Keith Ryan
- Born: 30 December 1922 Mittagong, NSW, Australia
- Died: 21 May 2018 (aged 95)
- Nationality: Australian

Career history
- 1947–1949: Glasgow Tigers

Individual honours
- 1952: 2 lap Australian champion
- 1952: 3 lap Australian champion

= Keith Ryan (speedway rider) =

Australian motorcycle speedway rider

Keith Vincent Ryan also known as Buck Ryan (30 December 1922 – 21 May 2018) was an Australian motorcycle speedway rider. He was twice champion of Australia in 1952 (over two and three laps) and earned six international caps for the Australia national speedway team.

== Biography ==
Ryan, born in Mittagong, was recruited by Charlie Spinks during the 1974 Australian season, for the British league tracks under the control of Johnnie Hoskins. He began his British league career riding for Glasgow Tigers during the 1947 Speedway National League Division Two season.

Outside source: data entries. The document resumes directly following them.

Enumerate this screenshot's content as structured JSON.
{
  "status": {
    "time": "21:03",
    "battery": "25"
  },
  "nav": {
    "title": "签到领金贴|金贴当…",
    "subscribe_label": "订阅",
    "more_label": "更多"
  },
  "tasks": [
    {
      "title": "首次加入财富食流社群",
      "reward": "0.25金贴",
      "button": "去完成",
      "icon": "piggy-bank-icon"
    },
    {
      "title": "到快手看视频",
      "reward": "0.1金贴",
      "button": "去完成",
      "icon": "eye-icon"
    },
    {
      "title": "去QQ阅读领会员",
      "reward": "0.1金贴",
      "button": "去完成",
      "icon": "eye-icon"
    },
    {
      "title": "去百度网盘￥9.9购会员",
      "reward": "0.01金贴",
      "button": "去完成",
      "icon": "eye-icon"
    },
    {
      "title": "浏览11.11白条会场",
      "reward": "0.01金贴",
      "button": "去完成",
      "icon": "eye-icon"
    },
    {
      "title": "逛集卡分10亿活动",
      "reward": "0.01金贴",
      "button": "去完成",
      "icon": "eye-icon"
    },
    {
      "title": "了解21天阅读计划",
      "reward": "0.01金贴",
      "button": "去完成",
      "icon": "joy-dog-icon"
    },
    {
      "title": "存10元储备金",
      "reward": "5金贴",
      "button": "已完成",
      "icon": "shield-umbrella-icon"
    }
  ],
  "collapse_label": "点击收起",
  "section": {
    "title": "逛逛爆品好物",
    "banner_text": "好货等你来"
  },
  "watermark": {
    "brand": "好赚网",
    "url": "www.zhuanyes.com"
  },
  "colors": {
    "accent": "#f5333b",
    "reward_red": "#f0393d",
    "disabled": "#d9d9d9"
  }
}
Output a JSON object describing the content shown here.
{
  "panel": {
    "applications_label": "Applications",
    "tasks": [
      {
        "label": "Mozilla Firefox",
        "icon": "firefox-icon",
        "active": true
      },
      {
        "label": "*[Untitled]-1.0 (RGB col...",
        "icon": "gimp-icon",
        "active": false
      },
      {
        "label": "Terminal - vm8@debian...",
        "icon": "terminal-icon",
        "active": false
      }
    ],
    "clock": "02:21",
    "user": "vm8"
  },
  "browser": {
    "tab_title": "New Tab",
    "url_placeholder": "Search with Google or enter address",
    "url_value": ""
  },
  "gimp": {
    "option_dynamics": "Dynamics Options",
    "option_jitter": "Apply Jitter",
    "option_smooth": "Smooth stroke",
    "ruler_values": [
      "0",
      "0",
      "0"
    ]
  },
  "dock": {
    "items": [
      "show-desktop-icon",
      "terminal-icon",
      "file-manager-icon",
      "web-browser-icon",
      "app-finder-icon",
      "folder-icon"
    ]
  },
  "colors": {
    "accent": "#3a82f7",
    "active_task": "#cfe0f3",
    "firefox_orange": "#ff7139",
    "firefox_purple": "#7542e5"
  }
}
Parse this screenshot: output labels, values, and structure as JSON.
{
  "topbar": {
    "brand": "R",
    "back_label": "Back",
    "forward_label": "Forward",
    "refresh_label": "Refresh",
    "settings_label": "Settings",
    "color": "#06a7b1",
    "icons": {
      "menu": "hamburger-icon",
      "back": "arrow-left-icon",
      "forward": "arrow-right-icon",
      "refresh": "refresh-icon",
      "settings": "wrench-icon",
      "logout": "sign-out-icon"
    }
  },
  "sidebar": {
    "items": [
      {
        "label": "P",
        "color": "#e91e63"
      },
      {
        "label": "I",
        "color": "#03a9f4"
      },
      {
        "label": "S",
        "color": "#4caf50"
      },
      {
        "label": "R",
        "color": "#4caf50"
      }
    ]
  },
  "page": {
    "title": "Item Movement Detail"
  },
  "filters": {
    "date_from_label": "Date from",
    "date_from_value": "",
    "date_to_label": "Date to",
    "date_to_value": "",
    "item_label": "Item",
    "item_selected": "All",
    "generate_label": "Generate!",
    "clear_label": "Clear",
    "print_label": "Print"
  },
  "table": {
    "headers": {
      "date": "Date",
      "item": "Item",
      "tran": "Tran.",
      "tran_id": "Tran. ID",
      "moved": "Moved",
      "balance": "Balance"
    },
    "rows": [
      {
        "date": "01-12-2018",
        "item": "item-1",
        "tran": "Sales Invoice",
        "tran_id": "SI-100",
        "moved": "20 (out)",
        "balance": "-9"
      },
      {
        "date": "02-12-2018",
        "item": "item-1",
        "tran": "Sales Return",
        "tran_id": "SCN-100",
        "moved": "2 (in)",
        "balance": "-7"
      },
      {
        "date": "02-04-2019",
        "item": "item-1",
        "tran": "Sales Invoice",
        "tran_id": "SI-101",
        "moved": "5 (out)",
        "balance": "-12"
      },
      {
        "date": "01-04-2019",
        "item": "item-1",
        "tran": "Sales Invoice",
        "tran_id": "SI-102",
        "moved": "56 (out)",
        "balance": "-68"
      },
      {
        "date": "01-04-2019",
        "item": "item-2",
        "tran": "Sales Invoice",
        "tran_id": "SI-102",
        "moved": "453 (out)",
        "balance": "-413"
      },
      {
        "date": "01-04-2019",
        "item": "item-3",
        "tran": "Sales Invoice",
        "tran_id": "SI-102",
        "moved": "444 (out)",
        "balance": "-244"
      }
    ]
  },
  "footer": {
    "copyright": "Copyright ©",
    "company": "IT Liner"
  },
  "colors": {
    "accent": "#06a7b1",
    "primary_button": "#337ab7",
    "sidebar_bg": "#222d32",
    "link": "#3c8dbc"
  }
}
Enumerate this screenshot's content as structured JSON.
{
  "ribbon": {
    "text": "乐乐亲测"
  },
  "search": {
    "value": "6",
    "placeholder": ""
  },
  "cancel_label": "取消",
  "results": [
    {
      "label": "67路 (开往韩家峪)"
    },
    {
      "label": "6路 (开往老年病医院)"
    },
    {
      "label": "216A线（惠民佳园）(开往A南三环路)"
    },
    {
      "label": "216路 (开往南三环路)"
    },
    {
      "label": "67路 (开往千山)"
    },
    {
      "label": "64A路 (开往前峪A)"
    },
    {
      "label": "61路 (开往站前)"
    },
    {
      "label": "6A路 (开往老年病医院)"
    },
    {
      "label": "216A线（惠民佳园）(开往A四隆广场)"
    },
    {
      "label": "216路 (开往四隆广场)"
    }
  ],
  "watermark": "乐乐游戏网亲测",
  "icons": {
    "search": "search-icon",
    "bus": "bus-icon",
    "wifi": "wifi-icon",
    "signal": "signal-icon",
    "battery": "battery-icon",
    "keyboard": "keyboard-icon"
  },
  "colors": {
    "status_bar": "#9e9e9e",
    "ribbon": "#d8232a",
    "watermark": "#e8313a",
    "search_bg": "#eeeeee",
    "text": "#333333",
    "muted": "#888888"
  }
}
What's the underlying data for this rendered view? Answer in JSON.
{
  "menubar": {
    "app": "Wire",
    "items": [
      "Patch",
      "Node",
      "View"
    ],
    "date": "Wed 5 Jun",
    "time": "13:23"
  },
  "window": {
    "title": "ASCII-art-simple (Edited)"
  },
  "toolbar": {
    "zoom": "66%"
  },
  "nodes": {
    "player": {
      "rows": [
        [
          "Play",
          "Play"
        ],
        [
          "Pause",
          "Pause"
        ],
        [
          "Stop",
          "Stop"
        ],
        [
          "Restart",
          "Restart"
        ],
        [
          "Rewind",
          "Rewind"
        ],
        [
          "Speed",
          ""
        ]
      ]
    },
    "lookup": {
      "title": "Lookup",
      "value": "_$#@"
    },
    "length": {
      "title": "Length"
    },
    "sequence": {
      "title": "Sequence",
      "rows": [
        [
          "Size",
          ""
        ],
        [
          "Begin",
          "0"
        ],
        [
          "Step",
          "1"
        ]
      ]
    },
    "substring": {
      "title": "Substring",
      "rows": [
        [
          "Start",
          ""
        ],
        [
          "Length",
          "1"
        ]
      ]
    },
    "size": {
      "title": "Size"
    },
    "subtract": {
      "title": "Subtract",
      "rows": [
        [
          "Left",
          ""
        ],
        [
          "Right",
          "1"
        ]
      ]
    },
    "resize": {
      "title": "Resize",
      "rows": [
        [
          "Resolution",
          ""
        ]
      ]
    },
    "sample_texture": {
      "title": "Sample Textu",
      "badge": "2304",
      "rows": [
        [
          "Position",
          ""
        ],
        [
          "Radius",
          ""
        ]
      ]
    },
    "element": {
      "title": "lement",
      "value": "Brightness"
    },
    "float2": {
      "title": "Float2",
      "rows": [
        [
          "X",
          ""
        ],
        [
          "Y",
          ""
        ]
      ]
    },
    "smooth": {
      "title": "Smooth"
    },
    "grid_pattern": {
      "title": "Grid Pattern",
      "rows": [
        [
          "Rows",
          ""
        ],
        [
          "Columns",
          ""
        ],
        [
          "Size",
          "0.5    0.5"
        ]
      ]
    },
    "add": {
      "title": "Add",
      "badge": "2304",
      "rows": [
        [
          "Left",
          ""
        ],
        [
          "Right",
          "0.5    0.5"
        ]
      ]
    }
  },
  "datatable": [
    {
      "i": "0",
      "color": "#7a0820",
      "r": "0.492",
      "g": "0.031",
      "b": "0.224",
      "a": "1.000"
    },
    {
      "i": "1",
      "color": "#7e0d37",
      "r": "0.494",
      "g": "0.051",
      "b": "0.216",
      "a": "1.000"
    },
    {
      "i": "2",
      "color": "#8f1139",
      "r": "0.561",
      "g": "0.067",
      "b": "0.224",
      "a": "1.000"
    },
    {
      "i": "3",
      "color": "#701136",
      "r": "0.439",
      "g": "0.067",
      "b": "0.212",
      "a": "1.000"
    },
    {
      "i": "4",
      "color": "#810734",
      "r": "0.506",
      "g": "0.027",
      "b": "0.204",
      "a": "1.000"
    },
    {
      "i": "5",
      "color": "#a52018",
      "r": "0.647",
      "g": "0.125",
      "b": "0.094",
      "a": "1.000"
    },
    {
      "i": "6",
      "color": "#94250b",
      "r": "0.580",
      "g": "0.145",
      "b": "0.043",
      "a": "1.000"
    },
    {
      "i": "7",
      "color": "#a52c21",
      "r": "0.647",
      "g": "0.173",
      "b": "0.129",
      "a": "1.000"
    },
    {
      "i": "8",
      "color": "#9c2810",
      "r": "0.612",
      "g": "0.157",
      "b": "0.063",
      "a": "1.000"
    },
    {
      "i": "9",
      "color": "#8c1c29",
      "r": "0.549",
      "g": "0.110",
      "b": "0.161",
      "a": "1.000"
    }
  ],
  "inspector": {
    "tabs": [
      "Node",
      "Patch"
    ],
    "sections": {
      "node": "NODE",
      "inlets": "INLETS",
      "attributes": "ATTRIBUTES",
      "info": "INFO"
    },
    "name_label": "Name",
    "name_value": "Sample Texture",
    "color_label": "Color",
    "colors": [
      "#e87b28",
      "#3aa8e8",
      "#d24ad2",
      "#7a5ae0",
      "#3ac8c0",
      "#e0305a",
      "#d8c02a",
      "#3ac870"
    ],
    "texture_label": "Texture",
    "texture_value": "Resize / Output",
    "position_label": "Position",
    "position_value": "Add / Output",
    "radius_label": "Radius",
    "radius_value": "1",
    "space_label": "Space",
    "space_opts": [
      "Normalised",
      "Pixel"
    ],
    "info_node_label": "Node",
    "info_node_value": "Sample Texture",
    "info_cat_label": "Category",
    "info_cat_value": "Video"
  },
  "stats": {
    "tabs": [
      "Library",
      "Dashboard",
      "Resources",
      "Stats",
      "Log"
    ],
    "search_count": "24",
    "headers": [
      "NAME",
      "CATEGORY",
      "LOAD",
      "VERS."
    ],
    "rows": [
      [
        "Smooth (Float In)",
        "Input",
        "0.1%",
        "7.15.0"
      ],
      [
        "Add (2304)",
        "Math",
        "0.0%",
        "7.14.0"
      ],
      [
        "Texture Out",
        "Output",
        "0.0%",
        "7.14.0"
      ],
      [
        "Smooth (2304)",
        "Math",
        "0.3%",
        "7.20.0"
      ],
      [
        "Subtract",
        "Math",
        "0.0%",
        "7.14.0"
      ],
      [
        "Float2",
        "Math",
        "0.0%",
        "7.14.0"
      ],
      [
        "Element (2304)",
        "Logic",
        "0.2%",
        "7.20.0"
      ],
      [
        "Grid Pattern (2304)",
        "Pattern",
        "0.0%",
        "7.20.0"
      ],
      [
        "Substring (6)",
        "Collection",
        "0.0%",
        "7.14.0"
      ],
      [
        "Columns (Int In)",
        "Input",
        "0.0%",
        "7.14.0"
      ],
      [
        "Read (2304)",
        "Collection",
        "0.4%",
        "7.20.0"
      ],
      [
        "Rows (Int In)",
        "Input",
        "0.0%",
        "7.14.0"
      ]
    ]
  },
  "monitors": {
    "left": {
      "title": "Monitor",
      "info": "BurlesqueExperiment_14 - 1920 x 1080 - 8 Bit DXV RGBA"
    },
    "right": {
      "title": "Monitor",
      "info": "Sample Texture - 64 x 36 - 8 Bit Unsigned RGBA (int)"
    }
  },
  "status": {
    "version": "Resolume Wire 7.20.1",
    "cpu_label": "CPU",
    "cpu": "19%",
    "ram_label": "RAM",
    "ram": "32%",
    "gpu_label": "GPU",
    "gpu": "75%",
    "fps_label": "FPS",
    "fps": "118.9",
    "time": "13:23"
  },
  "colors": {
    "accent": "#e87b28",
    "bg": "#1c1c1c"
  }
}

The following season in 1948, Ryan improved his average to a respectable 7.20. His final season in Scotland was in 1947. After returning to Australia he continued to earn international caps and captained the Australian national team.

Ryan was due to return to Britain for the 1951 season but eventually did not, although he gained valuable experience from his competition in the British leagues and became the Australian champion, after winning the two lap and three lap versions of the Australian Solo Championship in 1952.